Higher volumes is partly a proponent of Govt.’s crackdown on unregistered bonds (Investments in prize bonds of PkR7.5k-PkR40k is reduced by 82.5% from FY19) and larger risk appetite as indicated by 4.1% of population holding a cryptocurrency. These factors have resulted in Individual accounts at the PSX increasing by 19k during FY21, highest in the past 6 years to stand at 236,801, taking overall accounts to 257,714. Tech-adoption wave is also credited for this feat where 42.5% of accounts were opened online in Jun’21 vs. just 24.6% in Jan’21.

In another landmark, PSX received interest of 4 companies for listing, cumulatively raising PkR11.7bn – the highest amount raised in recent times, increasing the depth of the market. Our correspondence with AKD Investment Banking suggests a stronger pipeline for FY22.

Resultantly, PSX and its member companies are likely to record another year of strong earnings, having already recorded 36.2%-3.3x growth as per latest FS. PSX will also likely benefit from increase in fees and tariffs announced in latter part of 1HFY21 where assuming TTM volumes and revised fee structures, earnings of the company could arrive at PkR0.88/sh for FY22.

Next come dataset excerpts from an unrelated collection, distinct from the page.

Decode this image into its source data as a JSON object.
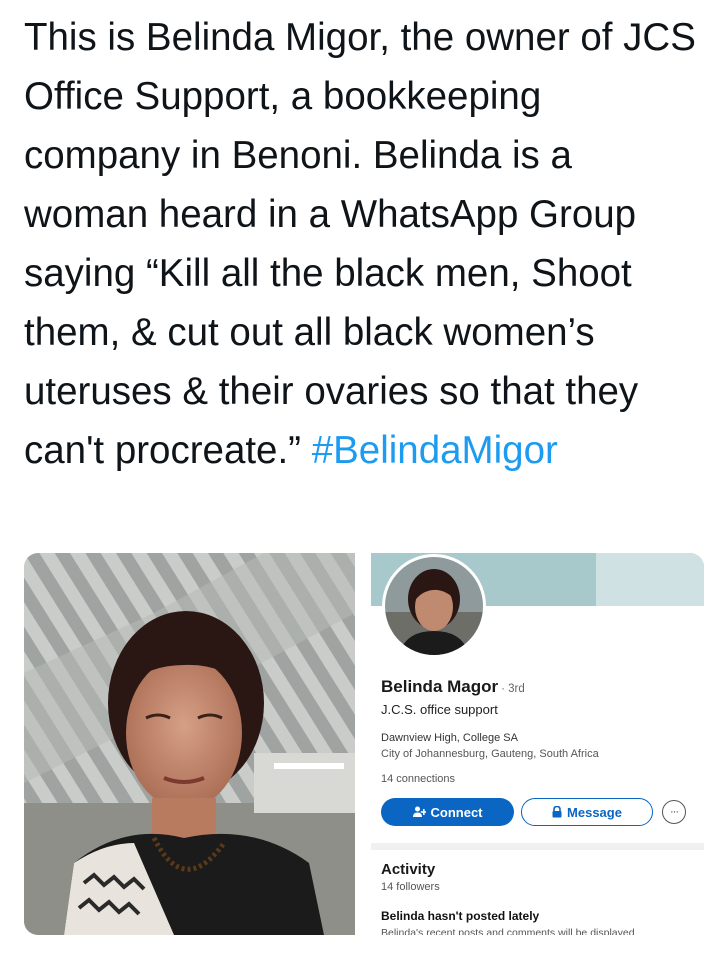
{
  "tweet": {
    "text_part1": "This is Belinda Migor, the owner of JCS Office Support, a bookkeeping company in Benoni. Belinda is a woman heard in a WhatsApp Group saying “Kill all the black men, Shoot them, & cut out all black women’s uteruses & their ovaries so that they can't procreate.”",
    "hashtag": "#BelindaMigor",
    "hashtag_color": "#1d9bf0"
  },
  "profile_card": {
    "name": "Belinda Magor",
    "degree": "· 3rd",
    "headline": "J.C.S. office support",
    "education": "Dawnview High, College SA",
    "location": "City of Johannesburg, Gauteng, South Africa",
    "connections": "14 connections",
    "connect_label": "Connect",
    "message_label": "Message",
    "more_label": "···",
    "accent_color": "#0a66c2",
    "icons": [
      "add-person-icon",
      "lock-icon",
      "more-icon"
    ]
  },
  "activity": {
    "title": "Activity",
    "followers": "14 followers",
    "no_posts": "Belinda hasn't posted lately",
    "sub": "Belinda's recent posts and comments will be displayed"
  }
}
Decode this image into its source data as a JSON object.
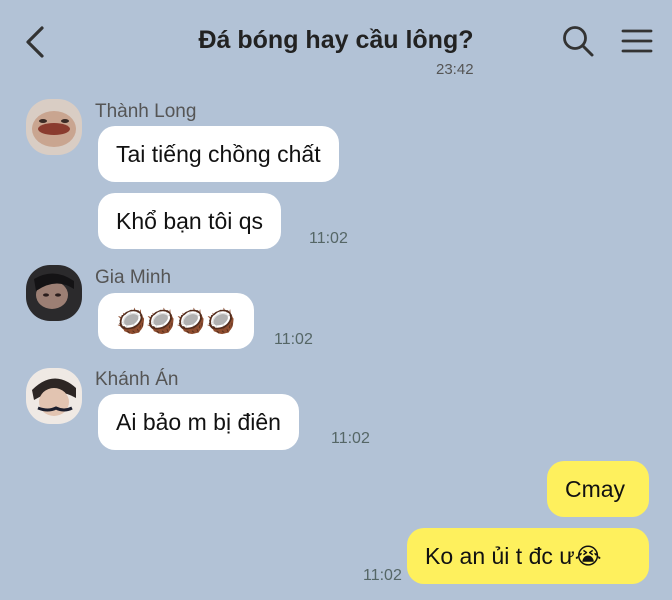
{
  "header": {
    "title": "Đá bóng hay cầu lông?",
    "partial_time": "23:42",
    "icons": [
      "back-chevron-icon",
      "search-icon",
      "menu-icon"
    ]
  },
  "messages": [
    {
      "sender": "Thành Long",
      "texts": [
        "Tai tiếng chồng chất",
        "Khổ bạn tôi qs"
      ],
      "time": "11:02"
    },
    {
      "sender": "Gia Minh",
      "emoji": "🥥🥥🥥🥥",
      "time": "11:02"
    },
    {
      "sender": "Khánh Án",
      "texts": [
        "Ai bảo m bị điên"
      ],
      "time": "11:02"
    }
  ],
  "mine": {
    "texts": [
      "Cmay",
      "Ko an ủi t đc ư😭"
    ],
    "time": "11:02"
  },
  "colors": {
    "background": "#b2c2d6",
    "incoming_bubble": "#ffffff",
    "outgoing_bubble": "#fef05d"
  }
}
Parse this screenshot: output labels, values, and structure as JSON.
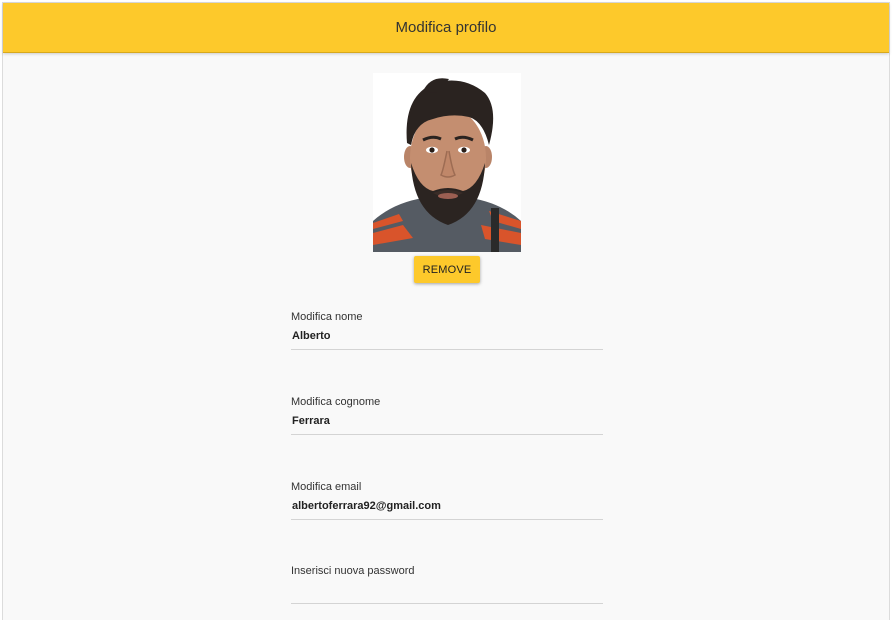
{
  "header": {
    "title": "Modifica profilo",
    "background_color": "#fdc92b"
  },
  "profile_photo": {
    "icon": "user-portrait"
  },
  "actions": {
    "remove_label": "REMOVE"
  },
  "form": {
    "first_name": {
      "label": "Modifica nome",
      "value": "Alberto"
    },
    "last_name": {
      "label": "Modifica cognome",
      "value": "Ferrara"
    },
    "email": {
      "label": "Modifica email",
      "value": "albertoferrara92@gmail.com"
    },
    "password": {
      "label": "Inserisci nuova password",
      "value": ""
    }
  }
}
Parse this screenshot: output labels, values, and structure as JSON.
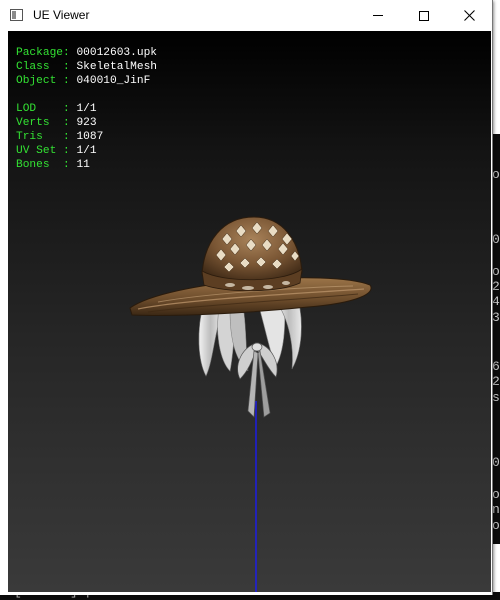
{
  "window": {
    "title": "UE Viewer"
  },
  "info": {
    "package_label": "Package:",
    "package_value": "00012603.upk",
    "class_label": "Class  :",
    "class_value": "SkeletalMesh",
    "object_label": "Object :",
    "object_value": "040010_JinF",
    "lod_label": "LOD    :",
    "lod_value": "1/1",
    "verts_label": "Verts  :",
    "verts_value": "923",
    "tris_label": "Tris   :",
    "tris_value": "1087",
    "uvset_label": "UV Set :",
    "uvset_value": "1/1",
    "bones_label": "Bones  :",
    "bones_value": "11"
  },
  "background_console": {
    "bottom_line": "[D50001] process \"Mirama win 6.0.6.16\" exited with code: 0",
    "right_chars": [
      "o",
      "0",
      "o",
      "2",
      "4",
      "3",
      "6",
      "2",
      "s",
      "0",
      "o",
      "n",
      "o"
    ]
  },
  "colors": {
    "label_green": "#33e233",
    "axis_blue": "#1a1aff"
  }
}
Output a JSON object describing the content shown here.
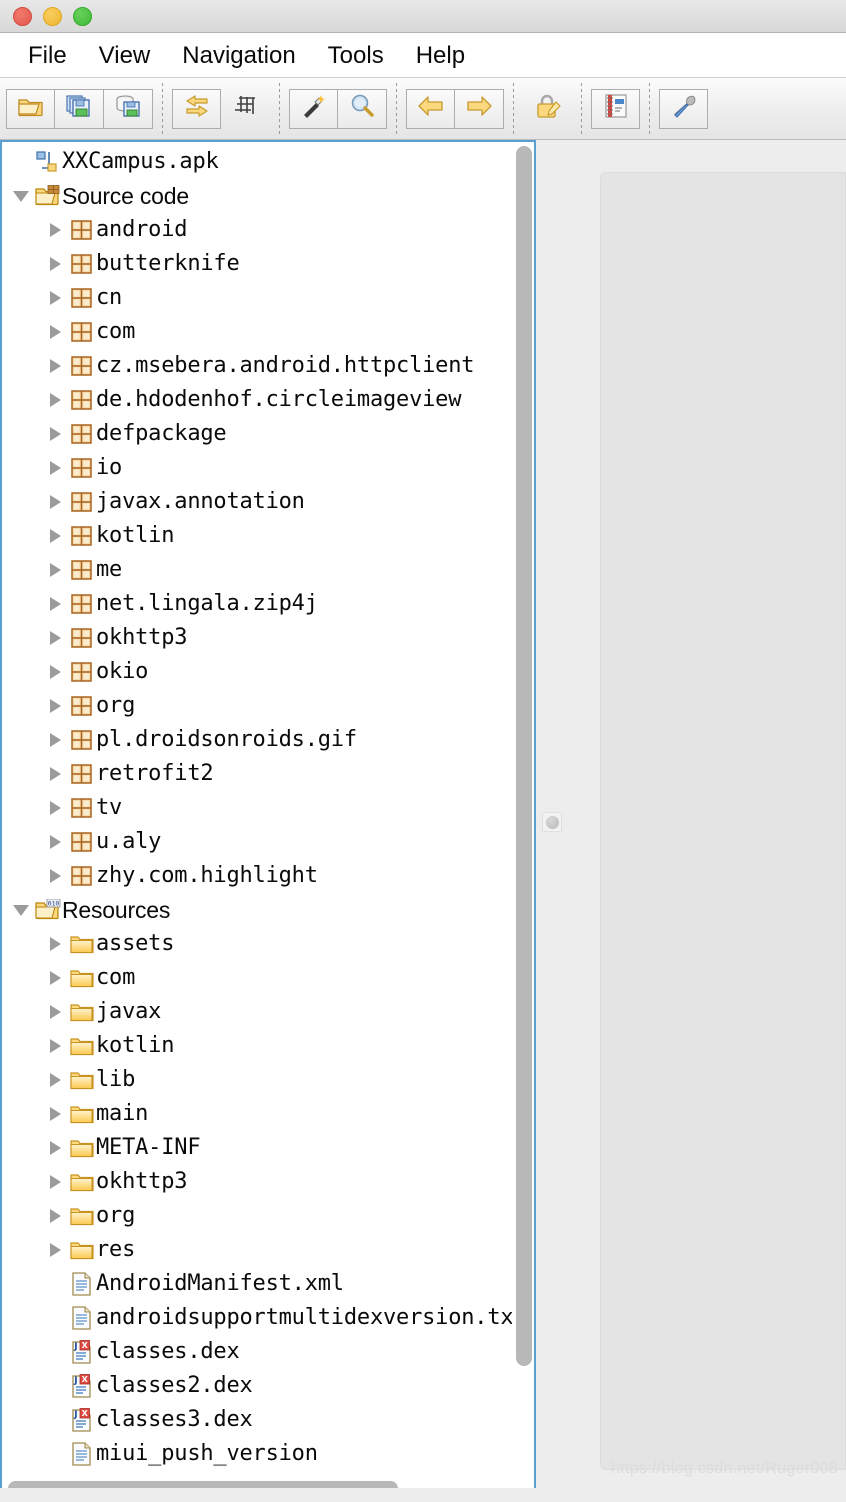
{
  "window": {
    "traffic_lights": [
      "close",
      "minimize",
      "maximize"
    ]
  },
  "menubar": {
    "items": [
      {
        "label": "File",
        "name": "menu-file"
      },
      {
        "label": "View",
        "name": "menu-view"
      },
      {
        "label": "Navigation",
        "name": "menu-navigation"
      },
      {
        "label": "Tools",
        "name": "menu-tools"
      },
      {
        "label": "Help",
        "name": "menu-help"
      }
    ]
  },
  "toolbar": {
    "groups": [
      {
        "buttons": [
          {
            "icon": "open-folder-icon",
            "name": "open-file-button"
          },
          {
            "icon": "save-all-icon",
            "name": "save-all-sources-button"
          },
          {
            "icon": "save-source-icon",
            "name": "save-source-button"
          }
        ]
      },
      {
        "buttons": [
          {
            "icon": "swap-arrows-icon",
            "name": "open-type-button"
          },
          {
            "icon": "grid-icon",
            "name": "open-type-hierarchy-button"
          }
        ]
      },
      {
        "buttons": [
          {
            "icon": "magic-wand-icon",
            "name": "search-wand-button"
          },
          {
            "icon": "magnifier-icon",
            "name": "search-button"
          }
        ]
      },
      {
        "buttons": [
          {
            "icon": "arrow-left-icon",
            "name": "back-button"
          },
          {
            "icon": "arrow-right-icon",
            "name": "forward-button"
          }
        ]
      },
      {
        "buttons": [
          {
            "icon": "lock-edit-icon",
            "name": "preferences-lock-button"
          }
        ]
      },
      {
        "buttons": [
          {
            "icon": "notebook-icon",
            "name": "log-button"
          }
        ]
      },
      {
        "buttons": [
          {
            "icon": "wrench-icon",
            "name": "tools-button"
          }
        ]
      }
    ]
  },
  "tree": {
    "root": {
      "label": "XXCampus.apk",
      "icon": "jar-node-icon",
      "depth": 0,
      "expander": "none"
    },
    "nodes": [
      {
        "label": "Source code",
        "icon": "source-folder-icon",
        "depth": 1,
        "expander": "expanded",
        "font": "sans"
      },
      {
        "label": "android",
        "icon": "package-icon",
        "depth": 2,
        "expander": "collapsed"
      },
      {
        "label": "butterknife",
        "icon": "package-icon",
        "depth": 2,
        "expander": "collapsed"
      },
      {
        "label": "cn",
        "icon": "package-icon",
        "depth": 2,
        "expander": "collapsed"
      },
      {
        "label": "com",
        "icon": "package-icon",
        "depth": 2,
        "expander": "collapsed"
      },
      {
        "label": "cz.msebera.android.httpclient",
        "icon": "package-icon",
        "depth": 2,
        "expander": "collapsed"
      },
      {
        "label": "de.hdodenhof.circleimageview",
        "icon": "package-icon",
        "depth": 2,
        "expander": "collapsed"
      },
      {
        "label": "defpackage",
        "icon": "package-icon",
        "depth": 2,
        "expander": "collapsed"
      },
      {
        "label": "io",
        "icon": "package-icon",
        "depth": 2,
        "expander": "collapsed"
      },
      {
        "label": "javax.annotation",
        "icon": "package-icon",
        "depth": 2,
        "expander": "collapsed"
      },
      {
        "label": "kotlin",
        "icon": "package-icon",
        "depth": 2,
        "expander": "collapsed"
      },
      {
        "label": "me",
        "icon": "package-icon",
        "depth": 2,
        "expander": "collapsed"
      },
      {
        "label": "net.lingala.zip4j",
        "icon": "package-icon",
        "depth": 2,
        "expander": "collapsed"
      },
      {
        "label": "okhttp3",
        "icon": "package-icon",
        "depth": 2,
        "expander": "collapsed"
      },
      {
        "label": "okio",
        "icon": "package-icon",
        "depth": 2,
        "expander": "collapsed"
      },
      {
        "label": "org",
        "icon": "package-icon",
        "depth": 2,
        "expander": "collapsed"
      },
      {
        "label": "pl.droidsonroids.gif",
        "icon": "package-icon",
        "depth": 2,
        "expander": "collapsed"
      },
      {
        "label": "retrofit2",
        "icon": "package-icon",
        "depth": 2,
        "expander": "collapsed"
      },
      {
        "label": "tv",
        "icon": "package-icon",
        "depth": 2,
        "expander": "collapsed"
      },
      {
        "label": "u.aly",
        "icon": "package-icon",
        "depth": 2,
        "expander": "collapsed"
      },
      {
        "label": "zhy.com.highlight",
        "icon": "package-icon",
        "depth": 2,
        "expander": "collapsed"
      },
      {
        "label": "Resources",
        "icon": "resources-folder-icon",
        "depth": 1,
        "expander": "expanded",
        "font": "sans"
      },
      {
        "label": "assets",
        "icon": "folder-icon",
        "depth": 2,
        "expander": "collapsed"
      },
      {
        "label": "com",
        "icon": "folder-icon",
        "depth": 2,
        "expander": "collapsed"
      },
      {
        "label": "javax",
        "icon": "folder-icon",
        "depth": 2,
        "expander": "collapsed"
      },
      {
        "label": "kotlin",
        "icon": "folder-icon",
        "depth": 2,
        "expander": "collapsed"
      },
      {
        "label": "lib",
        "icon": "folder-icon",
        "depth": 2,
        "expander": "collapsed"
      },
      {
        "label": "main",
        "icon": "folder-icon",
        "depth": 2,
        "expander": "collapsed"
      },
      {
        "label": "META-INF",
        "icon": "folder-icon",
        "depth": 2,
        "expander": "collapsed"
      },
      {
        "label": "okhttp3",
        "icon": "folder-icon",
        "depth": 2,
        "expander": "collapsed"
      },
      {
        "label": "org",
        "icon": "folder-icon",
        "depth": 2,
        "expander": "collapsed"
      },
      {
        "label": "res",
        "icon": "folder-icon",
        "depth": 2,
        "expander": "collapsed"
      },
      {
        "label": "AndroidManifest.xml",
        "icon": "xml-file-icon",
        "depth": 2,
        "expander": "none"
      },
      {
        "label": "androidsupportmultidexversion.txt",
        "icon": "text-file-icon",
        "depth": 2,
        "expander": "none"
      },
      {
        "label": "classes.dex",
        "icon": "dex-file-icon",
        "depth": 2,
        "expander": "none"
      },
      {
        "label": "classes2.dex",
        "icon": "dex-file-icon",
        "depth": 2,
        "expander": "none"
      },
      {
        "label": "classes3.dex",
        "icon": "dex-file-icon",
        "depth": 2,
        "expander": "none"
      },
      {
        "label": "miui_push_version",
        "icon": "text-file-icon",
        "depth": 2,
        "expander": "none"
      }
    ],
    "vertical_scrollbar": {
      "thumb_top_pct": 0,
      "thumb_height_pct": 92
    },
    "horizontal_scrollbar": {
      "thumb_left_pct": 0,
      "thumb_width_pct": 75
    }
  },
  "editor": {
    "content": "",
    "placeholder": ""
  },
  "watermark": {
    "text": "https://blog.csdn.net/Ruger008"
  },
  "colors": {
    "accent_border": "#5a9fd4",
    "panel_bg": "#ededed",
    "doc_bg": "#e4e4e4",
    "tree_bg": "#ffffff",
    "scrollbar_thumb": "#b8b8b8",
    "text": "#0a0a0a"
  }
}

PSX is currently trading at a FY22 P/E of 27.3x compared to other regional listed market’s P/E of 36.5x (table on the right). Brokerage houses, namely, NEXT, EFGH, and DEL are currently trading at a P/E of 9.5x – cheap considering the integrated business model of these companies with PSX. Moreover, the implementation of minimum brokerage should assist these players to gain larger share amidst higher volumes at the bourse.